ARCUS - La saga dei fratelli Ghedini

Vittorio Emiliani

Nella saga dei fratelli Ghedini l’avvocato del Cav, nonché deputato, Niccolò ha la faccia sempre più triste di chi proprio non la sfanga, poveraccio, con ‘sti giudici talebani, nonostante i “mavalà” lanciati in tv.

Sale invece e riluce vivido l’astro della sorella Elena Francesca, archeologa dalle mille attività ministeriali, a partire dal 2002. Prima di allora soltanto alcuni titoli accademici. Dal 2002, una fiumana, un’“esplosione”. E’ contemporaneamente nella commissione Infrastrutture con Lunardi ministro (l’uomo dei trafori), in quella della Protezione civile per i Beni culturali e nel CdA di Arcus, la “cassaforte” della cultura irrorata a pioggia. Di nuovo in ombra dopo il 2006, riemerge con le elezioni 2008: subito consigliere del ministro Bondi per le aree archeologiche; cooptata nel Consiglio Superiore quando Carandini rattamente accetta di subentrare al dimissionario Settis. Ma presiede pure la commissione per la gestione/valorizzazione dei Parchi Archeologici e figura nel gruppo di lavoro per riformare la Scuola di Atene.

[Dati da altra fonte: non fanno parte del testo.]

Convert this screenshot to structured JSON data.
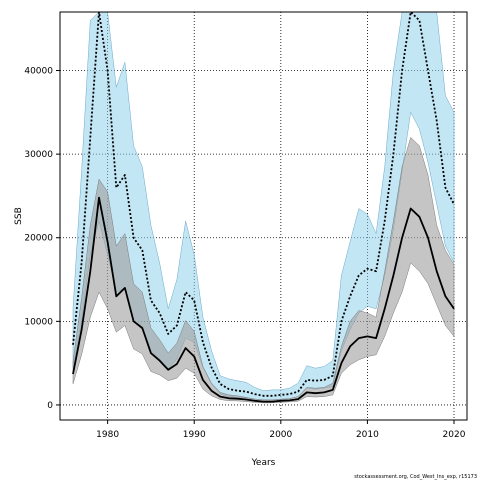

Tralascio qualcosa? Certamente. Si fa prima a dire che, senza di lei, i beni archeologici non sanno stare. L’ambizione della superattiva Elena Francesca? “Riportare l’Italia al ruolo che le spetta nel panorama dei Beni culturali mondiali”. Una vera italiana, perbacco. E l’archeologia? “Salvo poche eccezioni, musei e aree archeologiche sono in condizioni disastrose”, poi si rende conto che le è scappata la mano e precisa: ”soprattutto per la comunicazione: didascalie spesso illeggibili e quasi sempre solo in italiano”. E se i milioni di Arcus li usassimo per ’ste benedette didascalie? Che dice, se po ffà?